Documentaires. Le péril technologique jaune et des Hells sympathiques

Je dois lever mon chapeau à la production documentaire du Bureau d’Enquête de Québecor Média. J’avais déjà dit tout le bien que je pensais de l’excellente série Le dernier felquiste, et je vous recommande maintenant deux autres productions de l’équipe.

Elles datent toutes les deux du printemps, mais je les ai visionnées récemment.

La Brèche porte sur l’influence de la compagnie Huawei au Canada. Ayant assez bien suivi cette affaire, je m’attendais à être déçu. Au contraire, le jeune journaliste techno Marc-André Sabourin, qui coréalise avec Manu Chataigner, entraîne le téléspectateur non-averti dans un cheminement pédagogique mené avec compétence, puis présente au téléspectateur averti deux ou trois entrevues exclusives qui donnent de la profondeur à l’enquête. Le point de vue de Huawei est également présenté avec une certaine gouaille par un ancien conseiller de Stephen Harper devenu un de leurs cadres supérieurs.

L’angle canadien de l’affaire ne tient pas seulement à l’arrestation, sur notre sol, de la vp et fille du fondateur de Huawei. En fait, La Brèche explique clairement comment l’envol chinois puis international de Huawei est une affaire canadienne, rendu possible par le vol systématique des découvertes de la compagnie canadienne Nortel, qui jusqu’à sa chute était en pointe mondiale en télécommunications. À part l’utilisation un peu excessive de musique d’ambiance anxiogène, je recommande chaudement ce visionnement.

Sur Illico

Des Hells rendus sympathique

Je ne suis pas fasciné par l’univers des Hells et je ne tente généralement pas de suivre les épisodes judicaires entourant la guerre entre la police et les motards. C’est donc un peu à reculons que je me suis mis à l’écoute de la série La Preuve. J’ai adoré les six épisodes.

Le toujours excellent Félix Séguin et la productrice Isabelle Ouimet, auteure du Livre noir des Hells Angels font équipe pour nous expliquer principalement pourquoi la plus grande opération d’arrestation des Hells — 100 d’un coup — s’est effondrée. Et est devenu le plus grand fiasco judicaire de notre histoire.
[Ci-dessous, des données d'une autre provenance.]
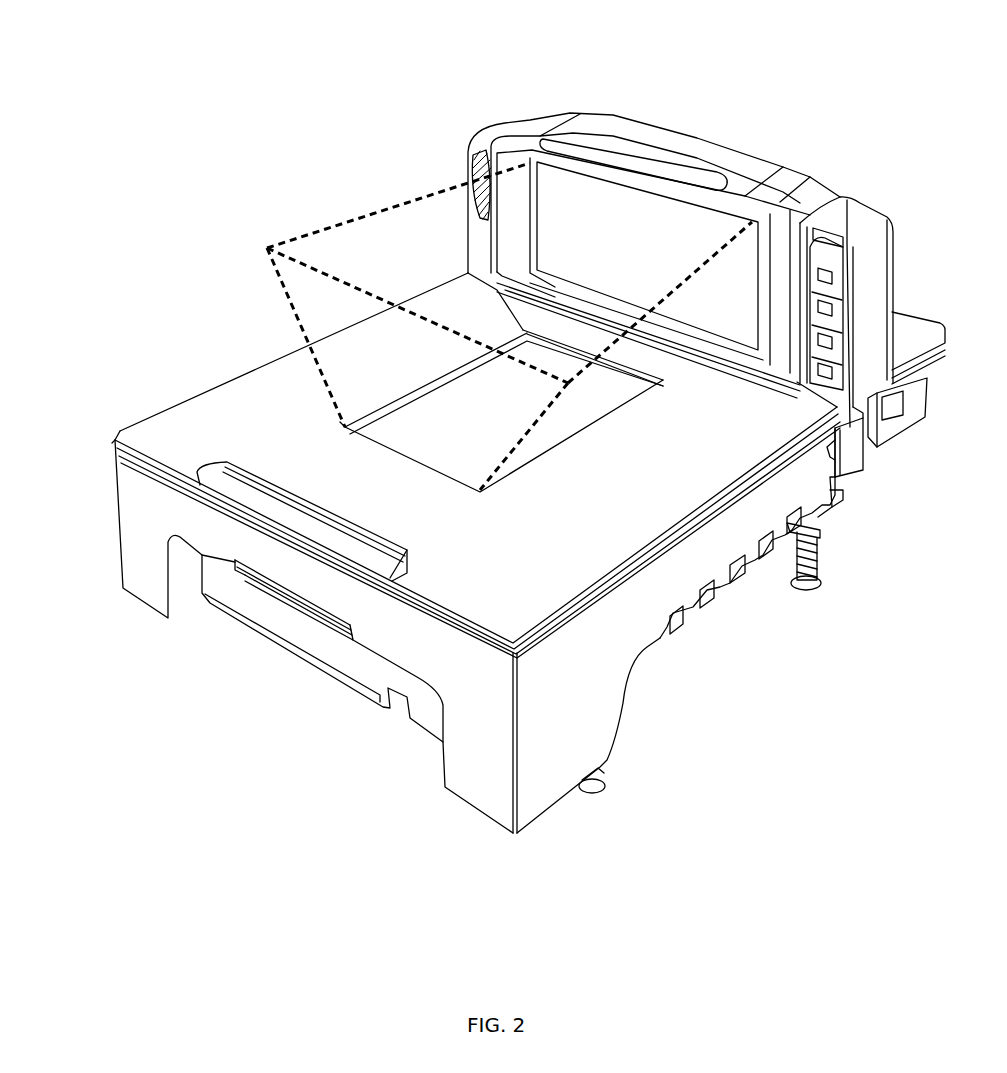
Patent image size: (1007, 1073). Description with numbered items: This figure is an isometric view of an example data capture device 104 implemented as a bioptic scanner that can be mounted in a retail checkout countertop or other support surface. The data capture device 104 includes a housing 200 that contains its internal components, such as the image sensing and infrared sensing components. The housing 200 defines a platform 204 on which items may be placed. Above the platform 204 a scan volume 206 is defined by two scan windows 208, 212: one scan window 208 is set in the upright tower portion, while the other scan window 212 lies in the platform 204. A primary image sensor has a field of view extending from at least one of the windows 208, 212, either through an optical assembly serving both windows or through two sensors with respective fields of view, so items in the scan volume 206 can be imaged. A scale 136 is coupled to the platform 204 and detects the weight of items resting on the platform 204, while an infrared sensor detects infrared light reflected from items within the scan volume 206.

The data capture device 104 is at (540, 95).
The scale 136 is at (283, 610).
The housing 200 is at (133, 503).
The platform 204 is at (280, 393).
The scan volume 206 is at (320, 230).
The scan window 208 is at (607, 197).
The scan window 212 is at (440, 447).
L’exploit de la série est d’aborder un sujet horriblement compliqué et de le raconter de manière claire et, ma foi, divertissante. La présence de trois Hells racontant candidement et de l’intérieur comment ils ont vécu toute cette affaire est simplement formidable. Ce sont, clairement, des criminels. Mais à force de les entendre, on finit par les trouver sympathiques. Manque malheureusement un témoignage de la direction des poursuites criminelles, responsable du foirage. (Ce n’est pas faute d’avoir essayé.)